Он отпустил ее, только когда раздался чудовищный крик. Вспугнутые, они отпрянули друг от друга. Приступ сердечной слабости, казалось, вот-вот лишит Жюльетту чувств. «Волосы у меня не в порядке», – подумала она, пытаясь поднять ставшие будто чугунными руки. Но что это за крик? Гонзаго поддержал ее. Они пошли в направлении, откуда неслись крики. Всего несколько шагов они сделали, и он понял:
– Это ослы! Они взбесились!
И впрямь, когда Жюльетта и Гонзаго подошли к коновязи, где обычно стояли верховые лошади и вьючные ослы, их взору представилось нечто кошмарное. Работяги-ослы превратились в каких-то диких сказочных чудовищ: они рвали поводья, вставали на дыбы, плясали на задних ногах и бросались во все стороны. Из пасти била пена, в глазах – остекленелый ужас. Должно быть, какое-то безумное видение привело твари в такое состояние. Однако это было не бешенство. Инстинкт заставил животных возвестить о близкой беде таким своеобразным образом. Где-то далеко-далеко, по ту сторону Северного седла прогремел глухой удар, несколько мгновений спустя что-то зашуршало в небе, тут же раздался резкий хлопок, и южнее Котловины Города на небольшой высоте распустилось белоснежное облачко. Ослы разом умолкли. Что-то нежно посвистывало, тихо повизгивало вокруг. Люди выбежали из шалашей. И только очень немногие поняли: это легкое облачко над горой было разрывом шрапнели.

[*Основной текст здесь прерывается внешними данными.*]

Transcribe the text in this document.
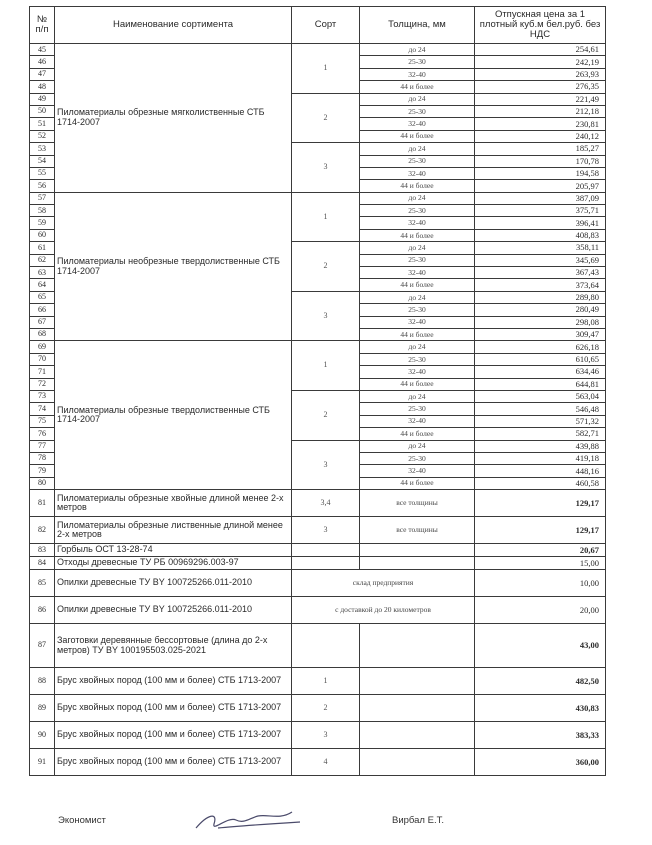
№ п/п	Наименование сортимента	Сорт	Толщина, мм	Отпускная цена за 1 плотный куб.м бел.руб. без НДС
45	Пиломатериалы обрезные мягколиственные СТБ 1714-2007	1	до 24	254,61
46			25-30	242,19
47			32-40	263,93
48			44 и более	276,35
49		2	до 24	221,49
50			25-30	212,18
51			32-40	230,81
52			44 и более	240,12
53		3	до 24	185,27
54			25-30	170,78
55			32-40	194,58
56			44 и более	205,97
57	Пиломатериалы необрезные твердолиственные СТБ 1714-2007	1	до 24	387,09
58			25-30	375,71
59			32-40	396,41
60			44 и более	408,83
61		2	до 24	358,11
62			25-30	345,69
63			32-40	367,43
64			44 и более	373,64
65		3	до 24	289,80
66			25-30	280,49
67			32-40	298,08
68			44 и более	309,47
69	Пиломатериалы обрезные твердолиственные СТБ 1714-2007	1	до 24	626,18
70			25-30	610,65
71			32-40	634,46
72			44 и более	644,81
73		2	до 24	563,04
74			25-30	546,48
75			32-40	571,32
76			44 и более	582,71
77		3	до 24	439,88
78			25-30	419,18
79			32-40	448,16
80			44 и более	460,58
81	Пиломатериалы обрезные хвойные длиной менее 2-х метров	3,4	все толщины	129,17
82	Пиломатериалы обрезные лиственные длиной менее 2-х метров	3	все толщины	129,17
83	Горбыль ОСТ 13-28-74			20,67
84	Отходы древесные ТУ РБ 00969296.003-97			15,00
85	Опилки древесные ТУ BY 100725266.011-2010	склад предприятия		10,00
86	Опилки древесные ТУ BY 100725266.011-2010	с доставкой до 20 километров		20,00
87	Заготовки деревянные бессортовые (длина до 2-х метров) ТУ BY 100195503.025-2021			43,00
88	Брус хвойных пород (100 мм и более) СТБ 1713-2007	1		482,50
89	Брус хвойных пород (100 мм и более) СТБ 1713-2007	2		430,83
90	Брус хвойных пород (100 мм и более) СТБ 1713-2007	3		383,33
91	Брус хвойных пород (100 мм и более) СТБ 1713-2007	4		360,00
Экономист	Вирбал Е.Т.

Орудийный выстрел застал врасплох и Габриэла.
Он очень устал – последняя ночь прошла без сна. То и дело поступали тревожные сообщения. Вне всякого сомнения, две прошлые ночи вблизи лагеря побывали турецкие разведчики. Они старались просочиться через цепь постов. Это и заставило Багратяна назначить на следующую ночь общую готовность и усилить патрульную службу. Когда он в полдень присел на скамью возле своего командного пункта, решив хотя бы на минуту передохнуть, ему привиделся мучительный сон наяву: Жюльетта лежит мертвая на широкой кровати в парижской спальне. Почему-то она лежит поперек, и она не только мертва, но и заморожена. Какой-то комок бледно-розового льда. Чтобы растопить труп жены, ему надо лечь рядом…
С трудом он стряхнул с себя это видение. Совершенно ясно, что он вел себя дурно по отношению к Жюльетте. Трусость заставляла его избегать жены, и один бог знает, как давно все это началось! И если долг, весь образ жизни не оставляет ему ни одной свободной минуты, то это все же не освобождает его от укоров совести. Потому-то Габриэл и решил на вечер передать командование Нурхану Эллеону и провести вторую половину дня с Жюльеттой.